Tuition discounts to benefit families

Tuition discounts to benefit families

By Elise Harmon & Varun Goyal, news staff

Next semester, parents and siblings of current undergraduate students can receive a 25 percent discount on graduate certifications and degree programs.

President Joseph E. Aoun announced the Lifelong Learning Program to students and their families on Saturday during the annual Parents and Family Weekend. The program is similar to the Double Husky scholarship, which gives students who receive an undergraduate degree from Northeastern University 25 percent off tuition for graduate school.

“Learning is a lifelong endeavor,” Aoun said in a statement on Oct. 19. “We are happy to provide opportunities for families so they can explore new knowledge regardless of where they are in their careers. This pro-gram will benefit countless families in advancing their education.”

The discount applies to 110 degree and certificate programs.
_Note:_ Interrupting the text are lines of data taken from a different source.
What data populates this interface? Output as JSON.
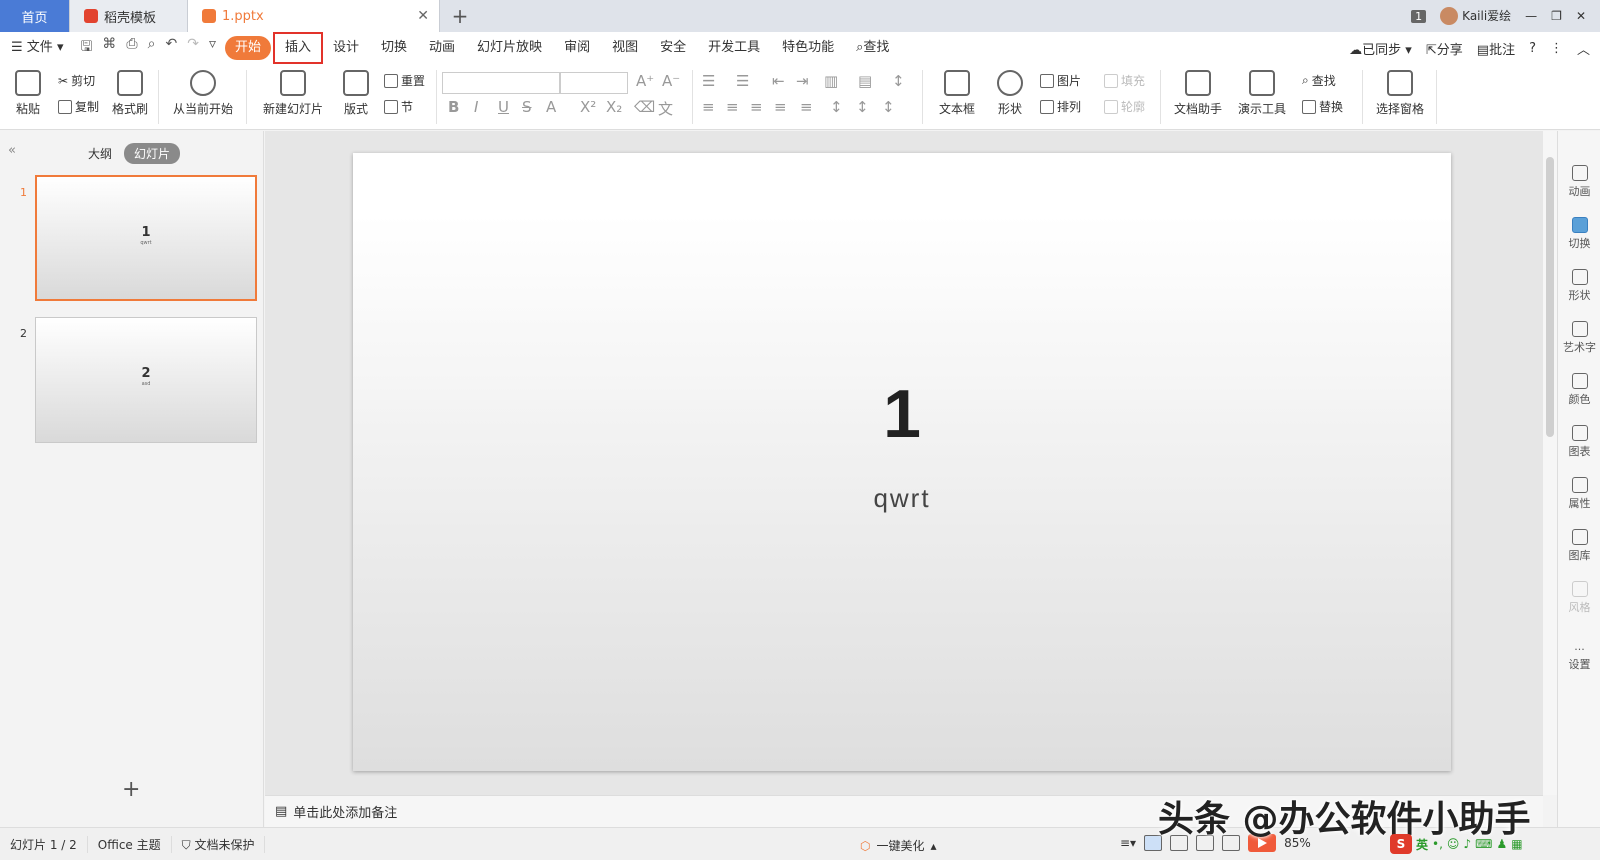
{
  "tabs": [
    {
      "label": "首页"
    },
    {
      "label": "稻壳模板"
    },
    {
      "label": "1.pptx"
    }
  ],
  "titlebar": {
    "count_badge": "1",
    "user_name": "Kaili爱绘"
  },
  "menu": {
    "file": "文件",
    "items": [
      "开始",
      "插入",
      "设计",
      "切换",
      "动画",
      "幻灯片放映",
      "审阅",
      "视图",
      "安全",
      "开发工具",
      "特色功能",
      "查找"
    ],
    "active": "开始",
    "highlighted": "插入",
    "sync": "已同步",
    "share": "分享",
    "comment": "批注",
    "help": "?"
  },
  "ribbon": {
    "paste": "粘贴",
    "cut": "剪切",
    "copy": "复制",
    "format_painter": "格式刷",
    "from_current": "从当前开始",
    "new_slide": "新建幻灯片",
    "layout": "版式",
    "reset": "重置",
    "section": "节",
    "textbox": "文本框",
    "shape": "形状",
    "picture": "图片",
    "fill": "填充",
    "arrange": "排列",
    "outline": "轮廓",
    "doc_assistant": "文档助手",
    "present_tools": "演示工具",
    "find": "查找",
    "replace": "替换",
    "selection_pane": "选择窗格"
  },
  "sidebar": {
    "tab_outline": "大纲",
    "tab_slides": "幻灯片",
    "slides": [
      {
        "num": "1",
        "title": "1",
        "subtitle": "qwrt",
        "selected": true
      },
      {
        "num": "2",
        "title": "2",
        "subtitle": "asd",
        "selected": false
      }
    ],
    "add": "+"
  },
  "slide": {
    "title": "1",
    "subtitle": "qwrt"
  },
  "notes_placeholder": "单击此处添加备注",
  "right_panel": [
    {
      "label": "动画"
    },
    {
      "label": "切换"
    },
    {
      "label": "形状"
    },
    {
      "label": "艺术字"
    },
    {
      "label": "颜色"
    },
    {
      "label": "图表"
    },
    {
      "label": "属性"
    },
    {
      "label": "图库"
    },
    {
      "label": "风格"
    },
    {
      "label": "设置"
    }
  ],
  "status": {
    "slide_pos": "幻灯片 1 / 2",
    "theme": "Office 主题",
    "protect": "文档未保护",
    "beautify": "一键美化",
    "zoom": "85%"
  },
  "watermark": "头条 @办公软件小助手",
  "ime": {
    "lang": "英"
  }
}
The degrees not included in the scholarship are those that would be difficult to extend, such as plus-one-year programs that require freshman entry, according to Sundar Kumarasamy, the vice president of enrollment management.

“Clearly it’s a vast majority [of the programs Northeastern offers], including online, on-campus and hybrid programs,” Kumarasamy said. “Basically anywhere in the world, parents and siblings can take advantage of what Northeastern has to offer.”

The discount will first apply in the spring 2016 semester, and family members must be accepted to the university before they receive the scholarship.

“I specifically don’t know someone who will be impacted by it but I think it’s great for a student who is at Northeastern right now and has a sibling currently looking for a grad school,” Tyler McDonald, a freshman chemical engineering major, said.

Kumarasamy believes that the Lifelong Learning Program will extend a feeling of community to the families of current undergraduates and that the discount may spur parents and siblings to pursue their educational goals.

“It will make it easier for them to engage in a goal that they might already have but may not have pursued yet,” Kumarasamy said. “Maybe they like their children being Huskies, so now they look into these programs and look into what they might be interested in… It’s a world-class education that they can have from their living room.”

Benjamin Floran, an academic advisor for graduate programs in the College of Professional Studies, believes that the initiative will be a benefit for those who already have a link to the school.

“At the College of Professional Studies, we have a huge range of people… job changers, older learners, community college transfers,” he said. “I see this program benefitting a lot of those people because it allows greater access.”

Several students weren’t sure the program would have much impact.

“It’s a great opportunity to give to people, but I don’t think there would be many people who would be able to take advantage of it,” Spencer Glenn, a freshman undeclared student, said. “It sounds good, but I don’t know someone who will be impacted by it.”

Edward Edwards, another freshman undeclared major, agreed.

“It’s a good idea, but the target audience is relatively narrow,” he said. “For people it does impact, they will be able to save a good amount of money.”